L’Espresso: da Scalfari alla crisi di Iervolino

lunedì 5 giugno 2023


C’era una volta un settimanale politico-culturale impegnato a produrre inchieste giornalistiche anche scomode. Pagandone i passi falsi. L’Espresso ha rappresentato una delle maggiori esperienze di giornalismo d’assalto e sede di apporti culturali di personaggi come Umberto Eco, Leonardo Sciascia, Enzo Biagi, Bruno Zevi. Tullio de Mauro, Massimo Cacciari, Michele Serra, Maurizio Costanzo, Bernardo Valli, Enzo Siciliano, Michela Murgia. Ora è in crisi profonda. La nuova società ha perduto contemporaneamente due elementi di vertice. Si sono dimessi l’amministratore delegato Marco Forlani e il direttore generale Mirko Bertucci. Il motivo risiede nella decisione del principale azionista l’imprenditore campano Danilo Iervolino di non esercitare l’opzione di acquistare tutta la società mettendo in vendita il 49 per cento delle azioni al nuovo compratore che è Donato Ammaturo, titolare del Gruppo Ludoil e della società Alga. Il primo si occupa di distribuzione di prodotti petroliferi e di energie rinnovabili, la seconda organizza invece congressi, convegni, sfilate, concerti, mostre. Interessi che non hanno nulla a che vedere con l’editoria.

Dopo cinque dall’acquisto dal Gruppo Gedi della famiglia De Benedetti, avvenuta nel luglio 2022, l’imprenditore di Palma Campania, 45 anni, fondatore dell’Università Telematica Pegaso, e presidente dell’Unione sportiva Salernitana 1919. Ha deciso un nuovo corso dello storico settimanale che fu fondato nel 1955 da Arrigo Benedetti e Eugenio Scalfari. Prima direttore amministrativo e poi dal 1963 direttore Scalfari (morto a Roma nel 2022) associa nella esperienza il principe Carlo Caracciolo e per alcuni decenni diventa centro motore della intellighenzia della sinistra, rafforzando il suo potere giornalistico con la creazione nel 1976 del quotidiano la Repubblica. Con in mano un giornale e un settimanale di larga tiratura e interesse culturale Eugenio Scalfari ha dominato la scena italiana. I giornalisti che gli hanno tenuto testa sono stati Indro Montanelli, Mario Cervi, Alberto Giovannini, Nino Nutrizio, Pierino Buscaroli.

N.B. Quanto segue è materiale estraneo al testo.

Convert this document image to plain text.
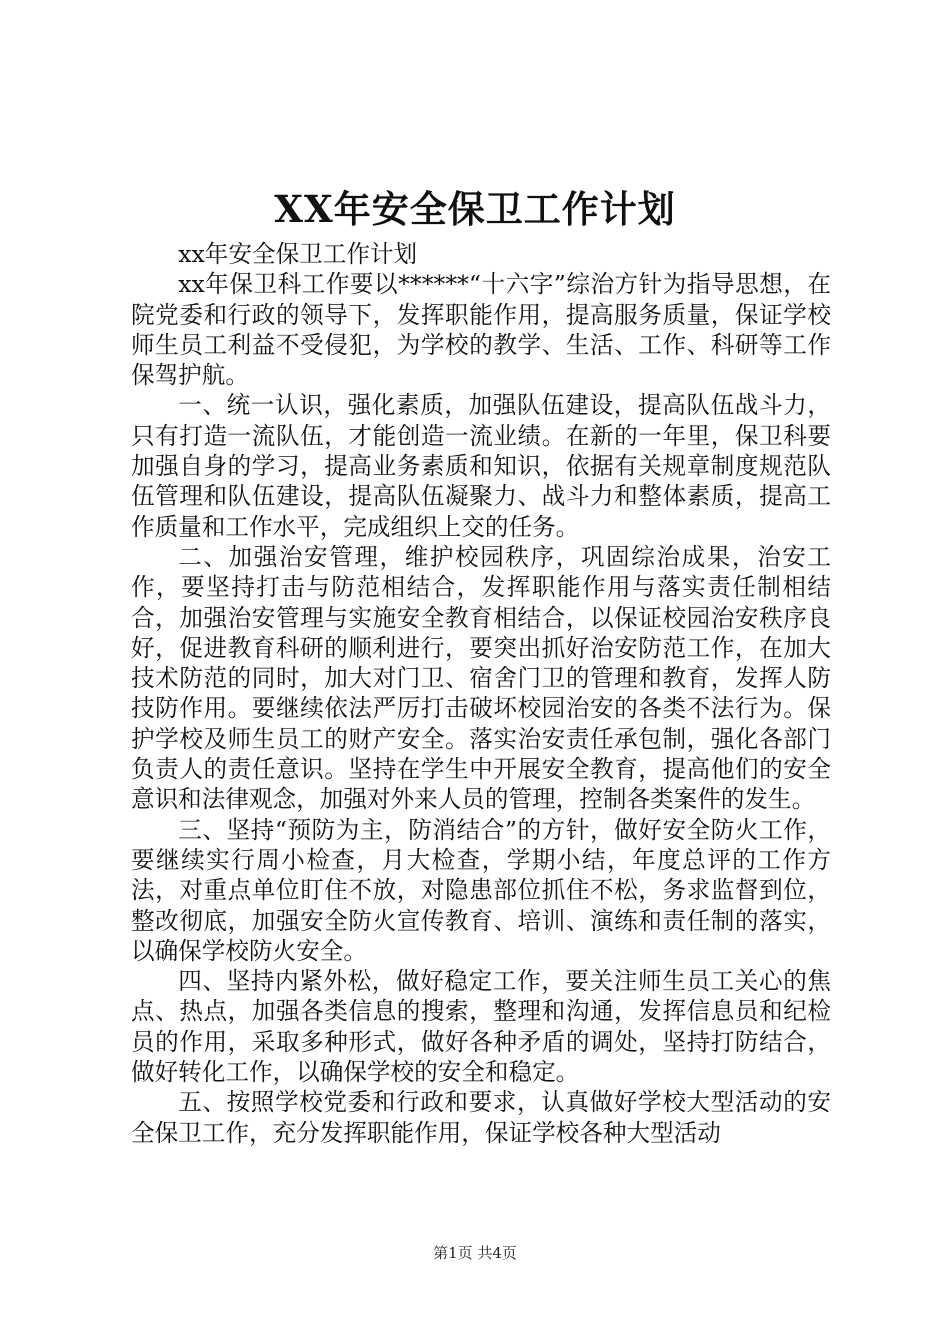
XX年安全保卫工作计划

xx年安全保卫工作计划

xx年保卫科工作要以******“十六字”综治方针为指导思想，在院党委和行政的领导下，发挥职能作用，提高服务质量，保证学校师生员工利益不受侵犯，为学校的教学、生活、工作、科研等工作保驾护航。

一、统一认识，强化素质，加强队伍建设，提高队伍战斗力，只有打造一流队伍，才能创造一流业绩。在新的一年里，保卫科要加强自身的学习，提高业务素质和知识，依据有关规章制度规范队伍管理和队伍建设，提高队伍凝聚力、战斗力和整体素质，提高工作质量和工作水平，完成组织上交的任务。

二、加强治安管理，维护校园秩序，巩固综治成果，治安工作，要坚持打击与防范相结合，发挥职能作用与落实责任制相结合，加强治安管理与实施安全教育相结合，以保证校园治安秩序良好，促进教育科研的顺利进行，要突出抓好治安防范工作，在加大技术防范的同时，加大对门卫、宿舍门卫的管理和教育，发挥人防技防作用。要继续依法严厉打击破坏校园治安的各类不法行为。保护学校及师生员工的财产安全。落实治安责任承包制，强化各部门负责人的责任意识。坚持在学生中开展安全教育，提高他们的安全意识和法律观念，加强对外来人员的管理，控制各类案件的发生。

三、坚持“预防为主，防消结合”的方针，做好安全防火工作，要继续实行周小检查，月大检查，学期小结，年度总评的工作方法，对重点单位盯住不放，对隐患部位抓住不松，务求监督到位，整改彻底，加强安全防火宣传教育、培训、演练和责任制的落实，以确保学校防火安全。

四、坚持内紧外松，做好稳定工作，要关注师生员工关心的焦点、热点，加强各类信息的搜索，整理和沟通，发挥信息员和纪检员的作用，采取多种形式，做好各种矛盾的调处，坚持打防结合，做好转化工作，以确保学校的安全和稳定。

五、按照学校党委和行政和要求，认真做好学校大型活动的安全保卫工作，充分发挥职能作用，保证学校各种大型活动

第1页 共4页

Con l’inchiesta sul Sifar realizzata con il napoletano Lino Jannuzzi (vennero salvati dalla galera grazie al seggio da Deputato offertogli dal Partito socialista) e le Interviste ai potenti (da Moro a Berlinguer, da Lama ad Agnelli, da Nenni a Cossiga, da Fanfani ad Andreotti) Scalfari analizza alcune delle vicende più scabrose della prima Repubblica. Nel 1971 compie un grave passo falso: sottoscrive la lettera aperta all’Espresso contro il Commissario Luigi Calabresi. 45 anni dopo e cioè soltanto nel 2017 ammetterà che “quella firma era stata un errore”. Scrive fino ad età avanzata e nel 1996 lascia la direzione del quotidiano al successore Ezio Mauro. L’eredità è pesante, i costi anche. La proprietà passa da De Benedetti alla Gedi del nipote di Giovanni Agnelli John Elkann. Nella storia del giornalismo Scalfari era un predestinato. Tra le prime esperienze giornalistiche ci sono quelli su Roma Fascista di cui nel 1942 diventa caporedattore del giornale organo ufficiale degli universitari fascisti (Guf) e continuerà negli anni successivi a collaborare con riviste e periodici legati al fascismo come Nuovo Occidente diretto da Giuseppe Attilio Tonelli. Poi l’espulsione dal partito e la nuova vita di “Barbapapà”.